9 Tips for When Non-ADHD Spouses Just Can’t Cope Anymore

Some days you just don’t have the energy to cope with your partner’s ADHD symptoms any more.  What can you do?  Here are nine tips to help you survive…

Keep your cool.  Blowing up will only hurt, compounding your image as a nag or unreasonable spouse.  This is not in your best interest, as it allows your partner to write you off rather than remain respectful.  So, instead of getting angry, let the issue (whatever it was)“slide past” you when you just don’t have the energy to deal with it calmly right then.

Jot it down.  Non-ADHD partners are sometimes slow to let things pass because thy fear their partner will “wander off” and that will be that.  Counteract this by jotting a note about what needs to be addressed so you can deal with it at a later time, perhaps with a counselor.  For example, you might write “late getting kids to school on Tuesday by 30 minutes” or “interrupted multiple times at dinner on Friday.”  After a while, you may see patterns that will help you convince your partner that his or her behavior is more difficult than they originally thought.

Do something nice for yourself / be selfish.  When faced with persistent ADHD symptoms, non-ADHD spouses tend to focus more and more on their ADHD spouse, rather then on themselves…to their detriment.  For example, in my case, the more unhappy I became, the more I started thinking about my husband -  what he wasn’t doing and should have been; how much his actions impacted our family; how inconsiderate he was, how unreliable he was, etc.  This meant I forgot about me – very unhealthy! So when things really get tough, do something for yourself – take a nap, do that project that’s been hanging over your head (unapologetically dump the kids on your spouse), get a massage, read a book in the local park, eat some really healthy food, go to bed early, or exercise.  All will improve your state of mind, the last (exercise) particularly so.  Or, as the ad says, “you deserve it!”

Insist on being heard…later.  When you are exhausted and frustrated is not the time to address difficult issues.  Wait until you are in a better frame of mind, then sit down with your partner and explain what you need - calmly.  You don’t want to give up on your needs, but neither do you wish to sabotage yourself by seeming unreasonable, angry or otherwise difficult to deal with.  (This sabotages you because it gives your partner an excuse to retreat – and nothing gets solved that way!)

Keep a journal.  Sometimes exhaustion is another form of not having any more ideas.  Writing in a journal can help you expose your feelings and explore alternate approaches to your problems.  It also can provide some much-needed quiet, self-focus time.  Writing in our forum is also a good way to get new ideas.

Find a friend.  Go out for dinner or drinks, take a walk together, visit a local museum.  Get a sitter if needed.  Knowing you have support helps you get through.  Too many non-ADHD partners isolate themselves as they struggle to work through their marital problems, maintain control of their lives and the house.

Listen.  When you’ve finally found the energy you need to interact again, make sure to listen.  All too often non-ADHD spouses get used to “ordering” their ADHD spouses around and don’t realize they aren’t really listening to their partner.  Converse, don’t order.  Listen and question.  This will encourage participation in your partner, and that can be enough to re-energize you.

If you can afford it, hire it out.  Get stuff off your plate by hiring it out.  Housework, yardwork, filing, decluttering and organizing, and babysitting can all be effectively hired out.  This type of delegation will help prevent future stress.

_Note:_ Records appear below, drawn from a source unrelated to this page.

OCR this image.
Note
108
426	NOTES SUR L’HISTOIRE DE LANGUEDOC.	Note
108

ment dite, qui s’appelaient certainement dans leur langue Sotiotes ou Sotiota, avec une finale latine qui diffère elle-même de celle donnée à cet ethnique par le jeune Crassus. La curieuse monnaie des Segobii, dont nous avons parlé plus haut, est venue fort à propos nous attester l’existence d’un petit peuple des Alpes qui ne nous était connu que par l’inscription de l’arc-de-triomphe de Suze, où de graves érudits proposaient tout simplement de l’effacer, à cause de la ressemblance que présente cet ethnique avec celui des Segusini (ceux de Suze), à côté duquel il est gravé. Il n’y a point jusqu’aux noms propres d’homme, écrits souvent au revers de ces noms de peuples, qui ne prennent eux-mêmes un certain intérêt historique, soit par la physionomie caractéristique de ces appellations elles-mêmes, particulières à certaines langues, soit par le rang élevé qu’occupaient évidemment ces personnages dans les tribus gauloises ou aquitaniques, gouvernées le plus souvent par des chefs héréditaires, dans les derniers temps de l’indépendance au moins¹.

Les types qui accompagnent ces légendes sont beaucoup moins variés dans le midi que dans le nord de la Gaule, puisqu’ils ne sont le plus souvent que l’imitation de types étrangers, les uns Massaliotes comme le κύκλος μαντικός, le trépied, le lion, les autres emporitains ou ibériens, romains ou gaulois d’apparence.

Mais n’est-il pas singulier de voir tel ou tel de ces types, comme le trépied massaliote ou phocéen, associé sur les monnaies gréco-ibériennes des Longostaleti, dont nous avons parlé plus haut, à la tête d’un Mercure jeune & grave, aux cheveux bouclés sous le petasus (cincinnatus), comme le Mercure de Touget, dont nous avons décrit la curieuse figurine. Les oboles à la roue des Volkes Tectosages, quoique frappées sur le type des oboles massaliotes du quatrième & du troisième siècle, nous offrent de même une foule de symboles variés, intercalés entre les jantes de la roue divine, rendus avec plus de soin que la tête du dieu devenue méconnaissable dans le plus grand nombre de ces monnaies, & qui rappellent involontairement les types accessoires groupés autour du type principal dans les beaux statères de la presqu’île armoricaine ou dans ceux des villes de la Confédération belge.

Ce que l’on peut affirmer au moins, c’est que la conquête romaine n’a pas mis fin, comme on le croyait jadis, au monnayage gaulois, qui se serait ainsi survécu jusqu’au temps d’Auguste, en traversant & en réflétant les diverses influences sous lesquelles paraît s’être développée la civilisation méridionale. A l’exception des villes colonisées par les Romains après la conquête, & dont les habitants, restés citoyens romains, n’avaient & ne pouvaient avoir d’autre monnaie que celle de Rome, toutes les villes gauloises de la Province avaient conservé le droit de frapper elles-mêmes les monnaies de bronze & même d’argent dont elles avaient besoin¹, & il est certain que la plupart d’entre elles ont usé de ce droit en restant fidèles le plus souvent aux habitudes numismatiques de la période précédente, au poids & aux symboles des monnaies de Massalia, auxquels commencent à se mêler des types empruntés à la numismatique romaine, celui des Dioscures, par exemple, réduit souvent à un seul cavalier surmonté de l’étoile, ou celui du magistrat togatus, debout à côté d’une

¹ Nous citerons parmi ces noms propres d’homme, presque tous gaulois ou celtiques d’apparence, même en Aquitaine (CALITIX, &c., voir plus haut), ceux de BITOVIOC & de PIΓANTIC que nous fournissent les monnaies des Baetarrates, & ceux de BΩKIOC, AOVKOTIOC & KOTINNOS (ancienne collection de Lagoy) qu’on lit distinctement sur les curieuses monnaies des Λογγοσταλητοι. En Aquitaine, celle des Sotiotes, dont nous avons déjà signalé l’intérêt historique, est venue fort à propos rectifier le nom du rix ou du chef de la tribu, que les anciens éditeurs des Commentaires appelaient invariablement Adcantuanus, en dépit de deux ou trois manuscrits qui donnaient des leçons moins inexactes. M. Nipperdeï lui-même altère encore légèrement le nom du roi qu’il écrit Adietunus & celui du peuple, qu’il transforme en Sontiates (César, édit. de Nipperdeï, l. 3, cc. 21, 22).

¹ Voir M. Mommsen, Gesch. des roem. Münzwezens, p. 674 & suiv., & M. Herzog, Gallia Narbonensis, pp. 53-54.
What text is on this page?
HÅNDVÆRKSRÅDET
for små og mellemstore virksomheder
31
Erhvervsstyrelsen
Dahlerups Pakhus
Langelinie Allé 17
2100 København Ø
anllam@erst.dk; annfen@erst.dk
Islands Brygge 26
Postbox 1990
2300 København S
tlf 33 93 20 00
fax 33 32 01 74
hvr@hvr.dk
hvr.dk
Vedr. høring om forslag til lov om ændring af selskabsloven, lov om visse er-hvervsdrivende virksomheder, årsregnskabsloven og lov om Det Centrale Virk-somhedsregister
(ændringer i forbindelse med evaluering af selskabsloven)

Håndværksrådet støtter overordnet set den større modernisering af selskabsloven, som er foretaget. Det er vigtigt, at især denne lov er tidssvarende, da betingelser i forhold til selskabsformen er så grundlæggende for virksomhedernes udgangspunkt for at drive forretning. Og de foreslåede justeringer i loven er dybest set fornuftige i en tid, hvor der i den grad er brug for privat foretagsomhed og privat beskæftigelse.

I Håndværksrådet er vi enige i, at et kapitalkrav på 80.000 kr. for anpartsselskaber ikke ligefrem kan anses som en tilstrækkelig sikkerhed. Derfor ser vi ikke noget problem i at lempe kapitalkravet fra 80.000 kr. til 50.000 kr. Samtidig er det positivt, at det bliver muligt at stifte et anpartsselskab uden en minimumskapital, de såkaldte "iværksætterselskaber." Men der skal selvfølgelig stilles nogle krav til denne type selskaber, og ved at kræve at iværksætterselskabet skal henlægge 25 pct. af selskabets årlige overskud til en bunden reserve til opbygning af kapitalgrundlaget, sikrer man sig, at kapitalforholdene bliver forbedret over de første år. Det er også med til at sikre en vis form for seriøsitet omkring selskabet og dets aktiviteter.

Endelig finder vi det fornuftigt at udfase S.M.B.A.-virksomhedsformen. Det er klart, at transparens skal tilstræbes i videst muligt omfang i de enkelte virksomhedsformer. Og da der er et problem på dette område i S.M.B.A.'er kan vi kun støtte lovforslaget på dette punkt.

Create a plan.  The eight tips above should help you find more energy and new approaches.  Creating a plan about how to get out of your current slump will make you feel better.

For the longer term...

Eventually, it will help a great deal if you can explore and strengthen your boundaries.  Though this is hard work, it will help you stop any rescuing, parenting and enabling you may be doing with your partner.  The process of creating stronger boundaries includes looking at your own values, placing your wants, desires and deal breakers into a hierarchy so that you can determine what you must fight for and what you can let go or negotiate...and then aligning your actions with what you've discovered.  That's the hardest part, of course, because it's easy to get sucked into the chaos of your household and the issues your partner faces.  But, ultimately, you will feel better and be healthier if you are able to keep enough attention on your own behaviors and your own needs.